Saturday, March 22, 2008

spring equinox

A big storm hit before dawn this morning. I woke at 4:30 to the Howlers, two troupes, one beside the house in the Fig tree, the other across the river, what a cacophony – they must have been heralding the storm, in the distance out over the ocean I could hear the thunder. After the monkeys came the loudest birdsong and most varied I’ve heard thus far. I was excited as yesterday I bought a field guide to Costa Rican birds and here they all were. Insect noise too, very strong and beautiful mixed with the birdsong. And then the rain came in, soft at first, I could hear it at the other end of the garden and then it hit my roof. It rained heavily for about 5 hours, overflowing the little pond, giving the tadpoles a rare opportunity to explore where they’ll soon be hopping.

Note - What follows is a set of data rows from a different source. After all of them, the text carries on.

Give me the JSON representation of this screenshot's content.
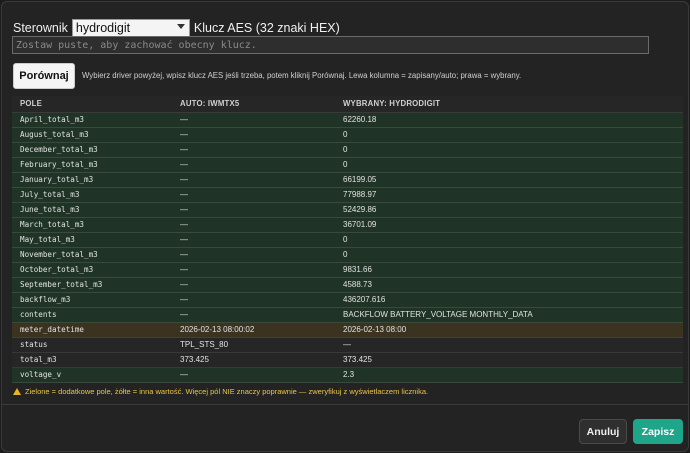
{
  "header": {
    "driver_label": "Sterownik",
    "driver_selected": "hydrodigit",
    "key_label": "Klucz AES (32 znaki HEX)",
    "key_placeholder": "Zostaw puste, aby zachować obecny klucz."
  },
  "actions": {
    "compare_label": "Porównaj",
    "hint": "Wybierz driver powyżej, wpisz klucz AES jeśli trzeba, potem kliknij Porównaj. Lewa kolumna = zapisany/auto; prawa = wybrany."
  },
  "table": {
    "headers": [
      "POLE",
      "AUTO: IWMTX5",
      "WYBRANY: HYDRODIGIT"
    ],
    "rows": [
      {
        "field": "April_total_m3",
        "auto": "—",
        "selected": "62260.18",
        "status": "green"
      },
      {
        "field": "August_total_m3",
        "auto": "—",
        "selected": "0",
        "status": "green"
      },
      {
        "field": "December_total_m3",
        "auto": "—",
        "selected": "0",
        "status": "green"
      },
      {
        "field": "February_total_m3",
        "auto": "—",
        "selected": "0",
        "status": "green"
      },
      {
        "field": "January_total_m3",
        "auto": "—",
        "selected": "66199.05",
        "status": "green"
      },
      {
        "field": "July_total_m3",
        "auto": "—",
        "selected": "77988.97",
        "status": "green"
      },
      {
        "field": "June_total_m3",
        "auto": "—",
        "selected": "52429.86",
        "status": "green"
      },
      {
        "field": "March_total_m3",
        "auto": "—",
        "selected": "36701.09",
        "status": "green"
      },
      {
        "field": "May_total_m3",
        "auto": "—",
        "selected": "0",
        "status": "green"
      },
      {
        "field": "November_total_m3",
        "auto": "—",
        "selected": "0",
        "status": "green"
      },
      {
        "field": "October_total_m3",
        "auto": "—",
        "selected": "9831.66",
        "status": "green"
      },
      {
        "field": "September_total_m3",
        "auto": "—",
        "selected": "4588.73",
        "status": "green"
      },
      {
        "field": "backflow_m3",
        "auto": "—",
        "selected": "436207.616",
        "status": "green"
      },
      {
        "field": "contents",
        "auto": "—",
        "selected": "BACKFLOW BATTERY_VOLTAGE MONTHLY_DATA",
        "status": "green"
      },
      {
        "field": "meter_datetime",
        "auto": "2026-02-13 08:00:02",
        "selected": "2026-02-13 08:00",
        "status": "yellow"
      },
      {
        "field": "status",
        "auto": "TPL_STS_80",
        "selected": "—",
        "status": "plain"
      },
      {
        "field": "total_m3",
        "auto": "373.425",
        "selected": "373.425",
        "status": "plain"
      },
      {
        "field": "voltage_v",
        "auto": "—",
        "selected": "2.3",
        "status": "green"
      }
    ]
  },
  "legend": "Zielone = dodatkowe pole, żółte = inna wartość. Więcej pól NIE znaczy poprawnie — zweryfikuj z wyświetlaczem licznika.",
  "footer": {
    "cancel_label": "Anuluj",
    "save_label": "Zapisz"
  },
  "colors": {
    "accent": "#1fa58a",
    "row_green": "#1f3426",
    "row_yellow": "#3b3220",
    "warning": "#e8c547"
  }
}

We’re on rainwater here, altogether we have 9 tanks of various sizes and moss cover. The storm gave us overflow. It’s so nice to see that overflow – showers all around! I cleaned the gutter that feeds the giant tank yesterday – full of dead flowers and leaves and the odd millipede, it was only cleaned two weeks ago, but we’re in a dry month and the trees are dropping leaves: I moved 14 barrowloads to a new bed last week, this week another 10.

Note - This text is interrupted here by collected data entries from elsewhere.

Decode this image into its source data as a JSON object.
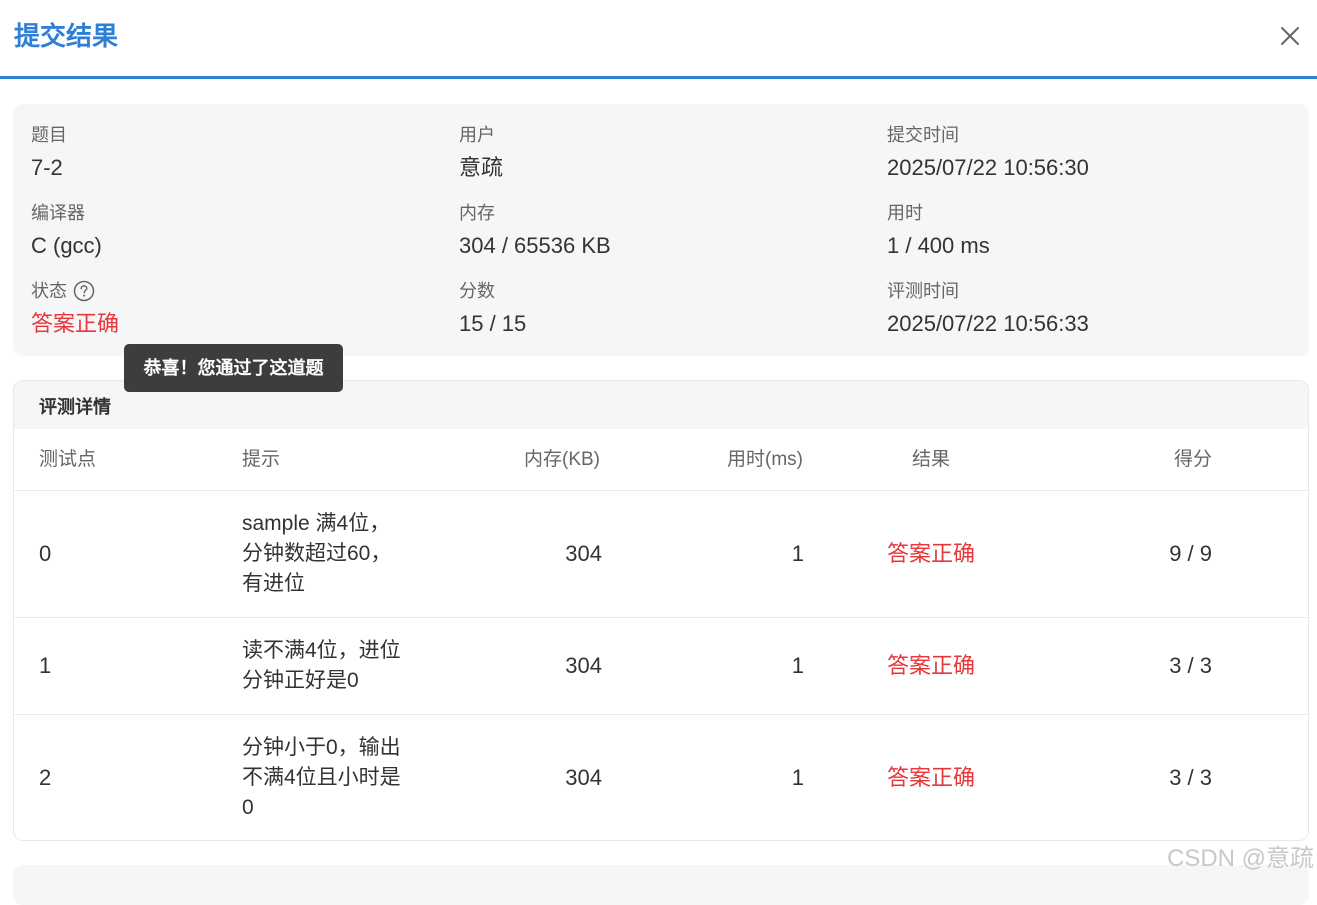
{
  "modal": {
    "title": "提交结果"
  },
  "info": {
    "problem_label": "题目",
    "problem_value": "7-2",
    "user_label": "用户",
    "user_value": "意疏",
    "submit_time_label": "提交时间",
    "submit_time_value": "2025/07/22 10:56:30",
    "compiler_label": "编译器",
    "compiler_value": "C (gcc)",
    "memory_label": "内存",
    "memory_value": "304 / 65536 KB",
    "time_label": "用时",
    "time_value": "1 / 400 ms",
    "status_label": "状态",
    "status_value": "答案正确",
    "score_label": "分数",
    "score_value": "15 / 15",
    "judge_time_label": "评测时间",
    "judge_time_value": "2025/07/22 10:56:33"
  },
  "tooltip": {
    "text": "恭喜！您通过了这道题"
  },
  "details": {
    "title": "评测详情",
    "columns": {
      "case": "测试点",
      "hint": "提示",
      "memory": "内存(KB)",
      "time": "用时(ms)",
      "result": "结果",
      "score": "得分"
    },
    "rows": [
      {
        "case": "0",
        "hint": "sample 满4位，分钟数超过60，有进位",
        "memory": "304",
        "time": "1",
        "result": "答案正确",
        "score": "9 / 9"
      },
      {
        "case": "1",
        "hint": "读不满4位，进位分钟正好是0",
        "memory": "304",
        "time": "1",
        "result": "答案正确",
        "score": "3 / 3"
      },
      {
        "case": "2",
        "hint": "分钟小于0，输出不满4位且小时是0",
        "memory": "304",
        "time": "1",
        "result": "答案正确",
        "score": "3 / 3"
      }
    ]
  },
  "watermark": "CSDN @意疏",
  "colors": {
    "accent": "#2f7fd6",
    "success_text": "#e8363a",
    "card_bg": "#f5f6f8"
  }
}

Now it’s early afternoon and I’m bottling some plum jam. I picked the coco plums yesterday at the beach. They are very pretty, round as round can be and a rosy shade of purple, not like the northern hemisphere plums at all. They grow on low scrub bushes with light green shiny leaves on the shade side of coconut palms, hence the name. Their flesh is white and spongy and astringent, it draws the moisture from your mouth, inducing you to eat more in a mistaken attempt to replace lost moisture. When they are really ripe they become sweet and less astringent, it was these I picked. It reminded me of picking blackberries – the same eager search and joy at finding a dense cluster of purple hiding amongst the green. Yet these are more fun to pick – no thorns, no snags, no bloody fingers. They are about the same size as gobstoppers and have one stone, much like a plum pit, the flesh clings to it the same way too. I chopped them and put the whole fruit

in, the nut inside the stone is edible and nicely nutty. The shell is hard, too hard to eat, we’ll just have to deal with spitting it out.

The ginger beer I started yesterday is slower than usual, the storm has kept the temperature in the 70s, now the sun is peeping through and it’s becoming rather humid. It’ll be ready tonight. Such a simple recipe – a cup of sugar, ¼ teaspoon of yeast, juice of one lime and as much ginger as you can handle – all mixed in a 2 liter soda bottle and left somewhere warm for 24 hours or so. Here it sits out on the deck for a full day and then it goes into the fridge to stop the yeast. Really delicious. I put tumeric in sometimes when I want it extra healthy. The ginger, tumeric and limes come from the garden and the sugar is the raw tapa dulce we can get here from minimally processed sugar cane.